XHVP-FM

Atlixco, Puebla; Mexico;
- Frequency: 101.3 FM
- Branding: Sol FM

Programming
- Format: Grupera/tropical

Ownership
- Owner: Cinco Radio; (Radio X.H.V.P-FM, S.A. de C.V.);

History
- First air date: July 7, 1981 (concession)

Technical information
- Class: B1
- ERP: 25 kW
- Transmitter coordinates: 18°54′27.8″N 98°26′02.9″W﻿ / ﻿18.907722°N 98.434139°W

Links
- Webcast: Listen live
- Website: solfmdigital.com

= XHVP-FM =

Radio station in Atlixco, Puebla

XHVP-FM is a radio station on 101.3 FM in Atlixco, Puebla. It is owned by Cinco Radio and is known as Sol FM with a grupera format.

==History==
XHVP received its concession on July 7, 1981; the station was known as Stereo Sol for many years.

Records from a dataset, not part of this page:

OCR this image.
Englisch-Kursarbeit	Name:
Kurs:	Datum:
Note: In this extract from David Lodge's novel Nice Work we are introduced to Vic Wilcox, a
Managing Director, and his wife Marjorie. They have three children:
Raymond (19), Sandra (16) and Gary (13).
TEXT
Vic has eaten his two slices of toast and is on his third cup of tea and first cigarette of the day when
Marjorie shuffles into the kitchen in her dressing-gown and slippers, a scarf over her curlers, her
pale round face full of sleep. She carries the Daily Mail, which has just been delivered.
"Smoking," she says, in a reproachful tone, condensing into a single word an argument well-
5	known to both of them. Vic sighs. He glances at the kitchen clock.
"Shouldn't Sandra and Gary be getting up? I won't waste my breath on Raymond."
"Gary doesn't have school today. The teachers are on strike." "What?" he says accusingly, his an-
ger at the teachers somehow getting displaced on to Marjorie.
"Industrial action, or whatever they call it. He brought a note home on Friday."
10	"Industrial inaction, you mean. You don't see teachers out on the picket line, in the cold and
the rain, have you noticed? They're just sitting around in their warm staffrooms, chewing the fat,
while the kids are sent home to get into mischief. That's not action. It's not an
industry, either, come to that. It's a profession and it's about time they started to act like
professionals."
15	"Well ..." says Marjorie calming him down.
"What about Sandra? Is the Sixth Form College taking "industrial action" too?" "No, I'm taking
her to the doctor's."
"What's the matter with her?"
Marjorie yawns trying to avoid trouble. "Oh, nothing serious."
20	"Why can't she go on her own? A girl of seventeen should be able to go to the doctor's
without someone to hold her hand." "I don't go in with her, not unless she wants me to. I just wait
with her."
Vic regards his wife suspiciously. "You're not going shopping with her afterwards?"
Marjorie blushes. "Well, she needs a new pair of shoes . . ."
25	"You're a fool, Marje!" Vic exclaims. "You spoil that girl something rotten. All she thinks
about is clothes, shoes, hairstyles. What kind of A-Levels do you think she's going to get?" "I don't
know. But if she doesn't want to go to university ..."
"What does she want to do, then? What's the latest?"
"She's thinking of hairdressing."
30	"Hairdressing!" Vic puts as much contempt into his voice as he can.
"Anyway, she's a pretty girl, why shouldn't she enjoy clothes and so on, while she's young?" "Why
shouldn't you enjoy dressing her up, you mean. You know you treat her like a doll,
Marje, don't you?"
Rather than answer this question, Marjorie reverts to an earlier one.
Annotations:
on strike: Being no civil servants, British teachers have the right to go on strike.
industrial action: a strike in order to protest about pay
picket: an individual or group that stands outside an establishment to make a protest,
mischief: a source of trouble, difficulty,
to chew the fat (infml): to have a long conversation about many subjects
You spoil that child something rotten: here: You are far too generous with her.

It was owned by Felipe Casas Serrano until 2006.

The La Movidita format was born at XEPOP-AM in Puebla in 2004, primarily playing tropical hits. The name was recycled for XHVP in 2009 and remained in use in Atlixco until the station relaunched as "Sol FM" on March 17, 2018.